Federica Podetti, an architect employed by the municipality and a keen contributor to the project, elaborates: “The stream flows through a canyon and a forest before unexpectedly meandering into the heart of the city. It then disappears momentarily before resurfacing and flowing into the Adige River. In collaboration with the University of Trento, the BioValue project aims at establishing a meaningful connection, a ‘rapport’, between the local population and the stream”, explains Podetti. Currently, all stakeholders are engaged in discussing the most effective means to forge this connection. An intriguing proposition on the table involves the creation of a park along the stream’s course – an area coinciding with the planned construction site for the new city hospital. The citizens of Trento have also expressed a desire for direct access to the stream so they may dip their feet into its waters! Plans for ensuring safe access to the water are being considered. While these proposals remain in the discussion phase, it has become clear: biodiversity preservation is not just a necessity; it is the very element that will elevate the project and add value to the forthcoming urban development.
“Trento is one of the so-called arenas for transformation”, explains Francesco Sica,former post-doc researcher at the University of Trento PLANES Lab and currently at University of Rome La Sapienza. Trento is an effective case study “illustrating that biodiversity is not merely an abstract notion but a crucial factor shaping decision-making in both the private and public sectors, adding significant value to projects. The integration of biodiversity into special planning instruments, environmental assessments, and economic and financial tools has become imperative.” Biodiversity should be regarded as “a generator of mutual advantage,” concludes Professor Partidário. “However, recognising it as a synonym for improvement, collaboration, and opportunity necessitates a shift in mentality.”

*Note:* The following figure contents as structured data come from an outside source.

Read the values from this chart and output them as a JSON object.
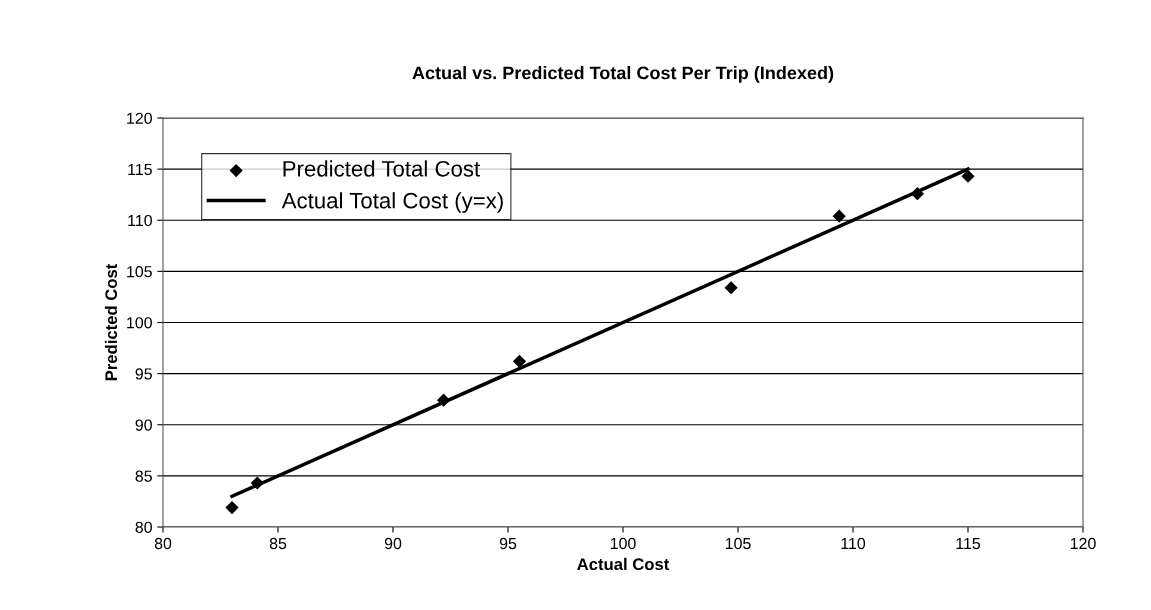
{
  "chart_data": {
    "type": "scatter",
    "title": "Actual vs. Predicted Total Cost Per Trip (Indexed)",
    "xlabel": "Actual Cost",
    "ylabel": "Predicted Cost",
    "series": [
      {
        "name": "Predicted Total Cost",
        "color": "#000000",
        "marker": "diamond",
        "x": [
          83.0,
          84.1,
          92.2,
          95.5,
          104.7,
          109.4,
          112.8,
          115.0
        ],
        "values": [
          81.9,
          84.3,
          92.4,
          96.2,
          103.4,
          110.4,
          112.6,
          114.3
        ]
      },
      {
        "name": "Actual Total Cost (y=x)",
        "type": "line",
        "color": "#000000",
        "line_style": "solid",
        "x": [
          83.0,
          115.0
        ],
        "values": [
          83.0,
          115.0
        ]
      }
    ],
    "xlim": [
      80,
      120
    ],
    "xticks": [
      80,
      85,
      90,
      95,
      100,
      105,
      110,
      115,
      120
    ],
    "ylim": [
      80,
      120
    ],
    "yticks": [
      80,
      85,
      90,
      95,
      100,
      105,
      110,
      115,
      120
    ],
    "grid": "y",
    "legend": "top left"
  }
}
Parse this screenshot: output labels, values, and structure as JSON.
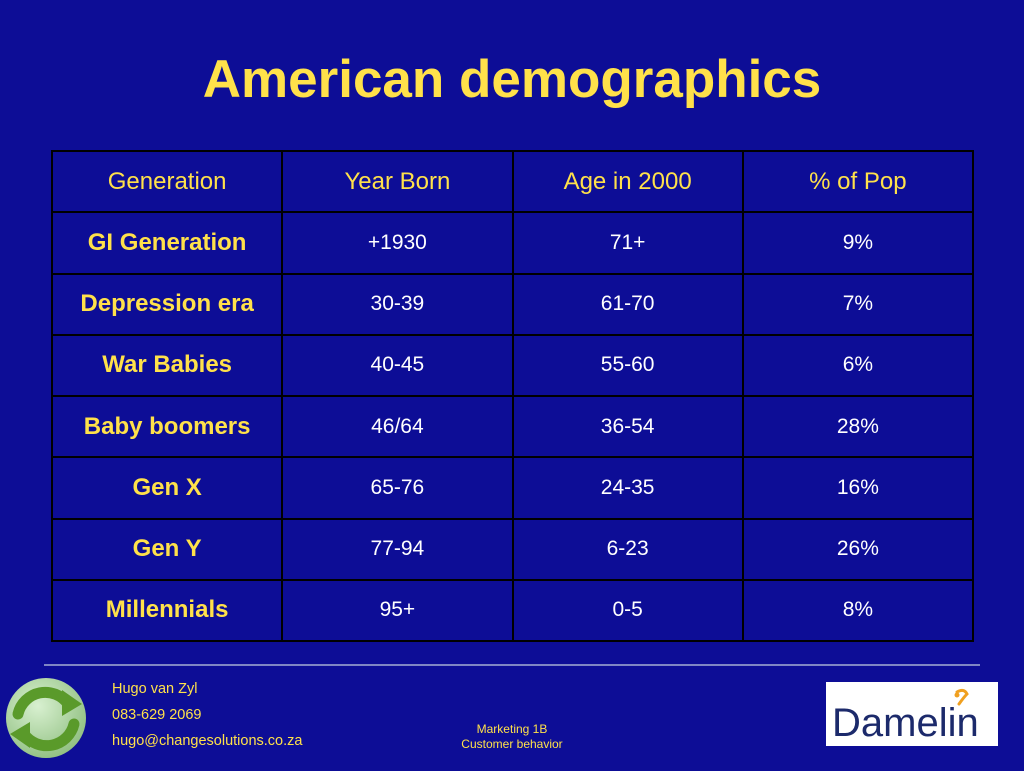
{
  "slide": {
    "title": "American demographics"
  },
  "table": {
    "headers": [
      "Generation",
      "Year Born",
      "Age in 2000",
      "% of Pop"
    ],
    "rows": [
      {
        "generation": "GI Generation",
        "year_born": "+1930",
        "age_2000": "71+",
        "pct_pop": "9%"
      },
      {
        "generation": "Depression era",
        "year_born": "30-39",
        "age_2000": "61-70",
        "pct_pop": "7%"
      },
      {
        "generation": "War Babies",
        "year_born": "40-45",
        "age_2000": "55-60",
        "pct_pop": "6%"
      },
      {
        "generation": "Baby boomers",
        "year_born": "46/64",
        "age_2000": "36-54",
        "pct_pop": "28%"
      },
      {
        "generation": "Gen X",
        "year_born": "65-76",
        "age_2000": "24-35",
        "pct_pop": "16%"
      },
      {
        "generation": "Gen Y",
        "year_born": "77-94",
        "age_2000": "6-23",
        "pct_pop": "26%"
      },
      {
        "generation": "Millennials",
        "year_born": "95+",
        "age_2000": "0-5",
        "pct_pop": "8%"
      }
    ]
  },
  "footer": {
    "contact_name": "Hugo van Zyl",
    "contact_phone": "083-629 2069",
    "contact_email": "hugo@changesolutions.co.za",
    "course": "Marketing 1B",
    "topic": "Customer behavior",
    "brand_logo_text": "Damelin",
    "left_logo_icon": "refresh-cycle-icon"
  },
  "colors": {
    "background": "#0d0d96",
    "accent_yellow": "#ffe14a",
    "value_text": "#ffffff",
    "grid_lines": "#000000",
    "brand_navy": "#1c2a6b",
    "brand_orange": "#f0a020"
  }
}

Image credits: Nicola Cagol
From a different standpoint, there’s uplifting news for Planet Earth, and the future looks less gloomy: the European institutions are not only championing projects like BioValue; they are also taking significant political steps. Just a few months ago the EU27 agreed to restore at least 20% of the EU’s land and sea areas by 2030, and all ecosystems in need of restoration by 2050. This landmark Nature should translate into national action plans to protect natural habitats. The hope is that this commitment fosters a renewed perception of biodiversity, catalysing the urgently needed change.